— Рассказывать-то, верно, нечего… ха-ха! — засмеялся он.

— Пожалуй, что так, — согласился я.

— Это, сударь, бывает, особливо в таких углах вселенной, где по части благочиния чересчур благополучно. Вспоминаешь-вспоминаешь, и все как-то около одного предмета вертишься: около вывески с надписью: «Управа благочиния»… ха-ха!

— Действительно, это воспоминание господствует…

— Так-то господствует, что вот я еще в восемьсот четырнадцатом году (восемьдесят восемь лет, сударь, мне!) начал надеждами гореть и потом все горел, все горел, а ежели начать рассказывать… Плюхи да плюхи, на каждом шагу плюхи… вот мерзость какая! Ну, делать нечего, давайте смотреть друг на друга и молчать. Юлия! ты у меня умная: скажи, ведь молчать — лучше?

— Да, дедушка, лучше.

— И я говорю: лучше… ха-ха! Только я вот еще что говорю: молчание — вещь обоюдоострая; иногда оно помогает забывать, а иногда — жжет, бередит. Точно вот слезы, которых не можешь выплакать, или стыд, который, хочешь не хочешь, а должен глотать. Так ли, господин надеждоносец… ха-ха!

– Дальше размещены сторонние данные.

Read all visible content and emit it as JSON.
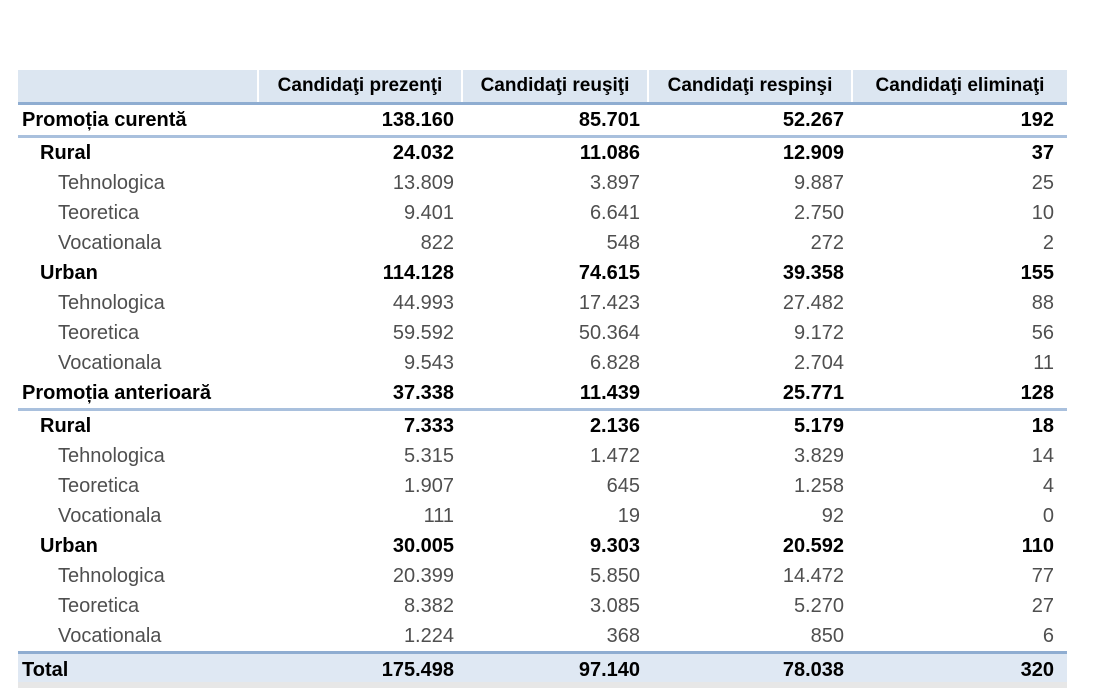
{
  "colors": {
    "header_bg": "#dce6f1",
    "total_bg": "#dfe8f3",
    "border_strong": "#8fadd1",
    "border_light": "#a9c0dd",
    "detail_text": "#4f4f4f",
    "bottom_strip": "#e7e7e7",
    "text": "#000000"
  },
  "chart_data": {
    "type": "table",
    "columns": [
      "",
      "Candidaţi prezenţi",
      "Candidaţi reuşiţi",
      "Candidaţi respinşi",
      "Candidaţi eliminaţi"
    ],
    "rows": [
      {
        "label": "Promoția curentă",
        "level": 0,
        "style": "section",
        "values": [
          "138.160",
          "85.701",
          "52.267",
          "192"
        ]
      },
      {
        "label": "Rural",
        "level": 1,
        "style": "group",
        "values": [
          "24.032",
          "11.086",
          "12.909",
          "37"
        ]
      },
      {
        "label": "Tehnologica",
        "level": 2,
        "style": "detail",
        "values": [
          "13.809",
          "3.897",
          "9.887",
          "25"
        ]
      },
      {
        "label": "Teoretica",
        "level": 2,
        "style": "detail",
        "values": [
          "9.401",
          "6.641",
          "2.750",
          "10"
        ]
      },
      {
        "label": "Vocationala",
        "level": 2,
        "style": "detail",
        "values": [
          "822",
          "548",
          "272",
          "2"
        ]
      },
      {
        "label": "Urban",
        "level": 1,
        "style": "group",
        "values": [
          "114.128",
          "74.615",
          "39.358",
          "155"
        ]
      },
      {
        "label": "Tehnologica",
        "level": 2,
        "style": "detail",
        "values": [
          "44.993",
          "17.423",
          "27.482",
          "88"
        ]
      },
      {
        "label": "Teoretica",
        "level": 2,
        "style": "detail",
        "values": [
          "59.592",
          "50.364",
          "9.172",
          "56"
        ]
      },
      {
        "label": "Vocationala",
        "level": 2,
        "style": "detail",
        "values": [
          "9.543",
          "6.828",
          "2.704",
          "11"
        ]
      },
      {
        "label": "Promoția anterioară",
        "level": 0,
        "style": "section",
        "values": [
          "37.338",
          "11.439",
          "25.771",
          "128"
        ]
      },
      {
        "label": "Rural",
        "level": 1,
        "style": "group",
        "values": [
          "7.333",
          "2.136",
          "5.179",
          "18"
        ]
      },
      {
        "label": "Tehnologica",
        "level": 2,
        "style": "detail",
        "values": [
          "5.315",
          "1.472",
          "3.829",
          "14"
        ]
      },
      {
        "label": "Teoretica",
        "level": 2,
        "style": "detail",
        "values": [
          "1.907",
          "645",
          "1.258",
          "4"
        ]
      },
      {
        "label": "Vocationala",
        "level": 2,
        "style": "detail",
        "values": [
          "111",
          "19",
          "92",
          "0"
        ]
      },
      {
        "label": "Urban",
        "level": 1,
        "style": "group",
        "values": [
          "30.005",
          "9.303",
          "20.592",
          "110"
        ]
      },
      {
        "label": "Tehnologica",
        "level": 2,
        "style": "detail",
        "values": [
          "20.399",
          "5.850",
          "14.472",
          "77"
        ]
      },
      {
        "label": "Teoretica",
        "level": 2,
        "style": "detail",
        "values": [
          "8.382",
          "3.085",
          "5.270",
          "27"
        ]
      },
      {
        "label": "Vocationala",
        "level": 2,
        "style": "detail",
        "values": [
          "1.224",
          "368",
          "850",
          "6"
        ]
      },
      {
        "label": "Total",
        "level": 0,
        "style": "total",
        "values": [
          "175.498",
          "97.140",
          "78.038",
          "320"
        ]
      }
    ]
  }
}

Я прислушивался к его смеху, и мне положительно делалось неловко. Хохочущий старик — право, это целая трагедия. Какую нужно необъятную боль, чтоб добраться до дна старческой дремоты, разбудить все скопившиеся там боли, перебрать их одну за одной и обострить — до хохота!

— Что касается до меня, — сказал я, — то я, во всяком случае, полагаю, что молчание целесообразнее. С помощью его мы извлекаем свой личный стыд из публичного обращения и перестаем служить посмешищем. Я, собственно, ради молчания и воротился в деревню.

— А вы из стыдящихся? — вдруг прервала меня Юлия Петровна и так пристально взглянула на меня, что я невольно сконфузился.